Merritt reflected on just how much the characters in the book were his own tulkus. “Do I come out in the book, I wonder? There’s certainly gay characters… In Gus, it’s not clear if I mean me or not.”

Us is me and Gus, drivingour bus across the land;when we die, just bury ustogether, hand in hand.

Just a few months ago, in the window after Merritt wrote 101 Two-Letter Words but before it was published, Scrabble and Merriam-Webster released the new, 5th Edition of The Official Scrabble Players Dictionary.

The 5,000 new words added to the updated playable lexicon included four fresh two-letter words. Asked if he knew the names of the newborn quadruplets, Merritt recalled two: gi—a karate outfit—and po—a chamber pot. (The other two are da—meaning father—and te—an alternate spelling of ti.)

“I haven’t yet made mnemonics for them yet,” Merritt explained. “Email me.”

Other new admissions to the dictionary include qayaq—an alternate spelling of kayak—and thongy. Merritt approves.

“They say [qayaq is] a better Anglicization of the Inuit word kayak. I love it. Nice high-scoring word. We should have more Inuit words in our language. Let’s all make Inuit friends and learn their vocabulary. Especially the high-scoring vocabulary.”

He broke off into silence. Passersby passed by, displaying the full pageantry of West Village life.

“Now I’m just imagining wearing something thongy,” Merritt riffed. “While smoking something bong-y. Listening to a comic routine… more than a little Cheech and Chong-y.”

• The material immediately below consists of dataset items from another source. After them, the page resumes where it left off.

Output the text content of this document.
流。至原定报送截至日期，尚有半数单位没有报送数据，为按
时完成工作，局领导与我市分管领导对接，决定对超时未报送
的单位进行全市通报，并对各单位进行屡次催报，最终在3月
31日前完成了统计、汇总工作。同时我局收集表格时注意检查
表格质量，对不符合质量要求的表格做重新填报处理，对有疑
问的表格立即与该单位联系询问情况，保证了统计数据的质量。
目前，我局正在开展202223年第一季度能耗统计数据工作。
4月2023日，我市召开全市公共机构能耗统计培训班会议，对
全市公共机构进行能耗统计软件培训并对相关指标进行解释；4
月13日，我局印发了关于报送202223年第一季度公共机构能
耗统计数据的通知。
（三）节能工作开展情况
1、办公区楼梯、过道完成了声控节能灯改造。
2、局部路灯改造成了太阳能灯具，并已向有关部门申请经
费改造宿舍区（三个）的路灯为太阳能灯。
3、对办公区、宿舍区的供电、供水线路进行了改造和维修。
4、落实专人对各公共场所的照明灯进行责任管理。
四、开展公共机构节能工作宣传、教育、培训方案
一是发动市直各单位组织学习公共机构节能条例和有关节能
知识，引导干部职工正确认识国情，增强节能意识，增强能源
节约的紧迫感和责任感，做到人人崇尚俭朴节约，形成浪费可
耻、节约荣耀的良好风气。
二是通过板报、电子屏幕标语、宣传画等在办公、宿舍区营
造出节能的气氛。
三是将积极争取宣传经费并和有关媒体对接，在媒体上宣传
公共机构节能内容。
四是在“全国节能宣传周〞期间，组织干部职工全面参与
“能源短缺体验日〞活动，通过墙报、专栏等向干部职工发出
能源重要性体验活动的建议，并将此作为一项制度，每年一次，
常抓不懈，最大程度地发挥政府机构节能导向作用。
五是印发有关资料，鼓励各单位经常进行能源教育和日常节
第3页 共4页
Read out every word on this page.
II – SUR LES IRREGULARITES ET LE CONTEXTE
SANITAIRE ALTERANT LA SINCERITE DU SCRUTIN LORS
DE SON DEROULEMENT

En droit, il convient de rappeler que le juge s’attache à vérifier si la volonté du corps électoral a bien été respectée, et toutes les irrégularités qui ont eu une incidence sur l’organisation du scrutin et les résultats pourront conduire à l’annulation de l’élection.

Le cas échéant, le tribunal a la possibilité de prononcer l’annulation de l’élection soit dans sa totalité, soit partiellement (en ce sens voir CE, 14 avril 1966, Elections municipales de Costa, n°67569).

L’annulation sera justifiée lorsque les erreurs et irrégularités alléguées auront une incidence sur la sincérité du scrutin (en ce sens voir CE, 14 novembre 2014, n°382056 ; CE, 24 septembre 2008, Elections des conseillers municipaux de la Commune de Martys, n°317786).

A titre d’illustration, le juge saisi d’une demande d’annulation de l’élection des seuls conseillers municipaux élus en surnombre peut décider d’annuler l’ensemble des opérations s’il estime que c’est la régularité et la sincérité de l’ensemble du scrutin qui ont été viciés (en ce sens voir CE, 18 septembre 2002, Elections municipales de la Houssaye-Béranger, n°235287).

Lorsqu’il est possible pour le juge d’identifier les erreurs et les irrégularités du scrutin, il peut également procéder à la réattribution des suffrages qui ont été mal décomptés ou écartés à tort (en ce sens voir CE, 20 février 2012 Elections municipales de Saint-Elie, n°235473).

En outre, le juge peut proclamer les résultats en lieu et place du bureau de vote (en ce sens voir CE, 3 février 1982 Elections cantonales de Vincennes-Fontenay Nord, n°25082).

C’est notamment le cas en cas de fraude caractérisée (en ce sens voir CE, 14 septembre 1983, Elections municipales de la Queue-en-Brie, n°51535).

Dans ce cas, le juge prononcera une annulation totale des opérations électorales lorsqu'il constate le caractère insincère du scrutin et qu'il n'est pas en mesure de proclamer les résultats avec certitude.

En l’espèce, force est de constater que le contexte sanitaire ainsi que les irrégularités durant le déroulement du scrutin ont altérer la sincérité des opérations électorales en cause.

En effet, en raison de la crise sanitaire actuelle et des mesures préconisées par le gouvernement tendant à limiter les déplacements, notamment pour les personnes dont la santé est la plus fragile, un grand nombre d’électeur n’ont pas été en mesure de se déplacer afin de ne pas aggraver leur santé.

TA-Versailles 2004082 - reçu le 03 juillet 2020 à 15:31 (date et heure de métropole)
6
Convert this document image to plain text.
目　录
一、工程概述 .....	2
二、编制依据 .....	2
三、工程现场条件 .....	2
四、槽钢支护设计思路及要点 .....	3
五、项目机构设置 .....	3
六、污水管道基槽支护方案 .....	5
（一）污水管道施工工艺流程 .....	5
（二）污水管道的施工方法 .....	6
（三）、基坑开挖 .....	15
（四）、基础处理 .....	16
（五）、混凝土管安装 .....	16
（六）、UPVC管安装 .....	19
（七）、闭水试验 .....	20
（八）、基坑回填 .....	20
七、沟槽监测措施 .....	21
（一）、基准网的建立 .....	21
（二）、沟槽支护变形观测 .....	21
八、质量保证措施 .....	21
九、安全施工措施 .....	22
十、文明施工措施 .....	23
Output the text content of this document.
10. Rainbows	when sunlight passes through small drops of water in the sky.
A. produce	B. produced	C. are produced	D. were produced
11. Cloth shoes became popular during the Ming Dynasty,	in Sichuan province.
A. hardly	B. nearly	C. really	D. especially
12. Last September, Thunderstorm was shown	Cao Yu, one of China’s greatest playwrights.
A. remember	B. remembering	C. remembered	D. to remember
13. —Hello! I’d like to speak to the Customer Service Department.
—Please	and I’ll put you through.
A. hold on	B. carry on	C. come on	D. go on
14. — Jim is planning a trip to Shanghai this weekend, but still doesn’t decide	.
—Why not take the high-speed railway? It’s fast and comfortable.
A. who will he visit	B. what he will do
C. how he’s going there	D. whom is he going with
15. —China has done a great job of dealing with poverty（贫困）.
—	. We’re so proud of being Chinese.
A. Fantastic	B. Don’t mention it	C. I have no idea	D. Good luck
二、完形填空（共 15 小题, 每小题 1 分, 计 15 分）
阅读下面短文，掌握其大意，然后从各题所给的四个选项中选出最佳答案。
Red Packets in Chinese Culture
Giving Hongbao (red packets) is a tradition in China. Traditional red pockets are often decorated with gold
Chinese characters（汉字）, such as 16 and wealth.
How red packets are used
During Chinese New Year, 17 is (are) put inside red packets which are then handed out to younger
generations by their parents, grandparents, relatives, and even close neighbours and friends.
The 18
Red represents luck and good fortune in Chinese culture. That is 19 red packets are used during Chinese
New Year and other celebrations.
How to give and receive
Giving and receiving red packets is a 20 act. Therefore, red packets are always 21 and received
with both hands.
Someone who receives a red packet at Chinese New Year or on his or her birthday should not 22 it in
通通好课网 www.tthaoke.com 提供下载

One of the many pleasures of the book is to see the lyricist frolic in another form. He’s adamant about the differences.

“Mostly lyrics don’t and shouldn’t work as poetry. Architecture doesn’t work as poetry and no one thinks that that’s a problem. I think Stephen Sondheim’s lyrics don’t read all that well on the page, with a few exceptions. Like ‘I’m Still Here,’ which actually works really well spoken.”

The change in medium has manifested itself oddly as well.

“It turns out it’s much easier to sign a stack of books than a stack of CDs. Rather than risk your fingernails trying to open the stupid jewel case.”

As for the creative process of writing mnemonic verses versus songs? “There’s not all that much similarity. Except that I was able to do it in the same setting: sitting around in bars. But I can sit around in bars and do lots of things.”

A couple of days later, an email arrived in my inbox at a little past midnight:

In the middle of the night,one sometimes has to go;the floor is cold, the loo is far...just pee into the po.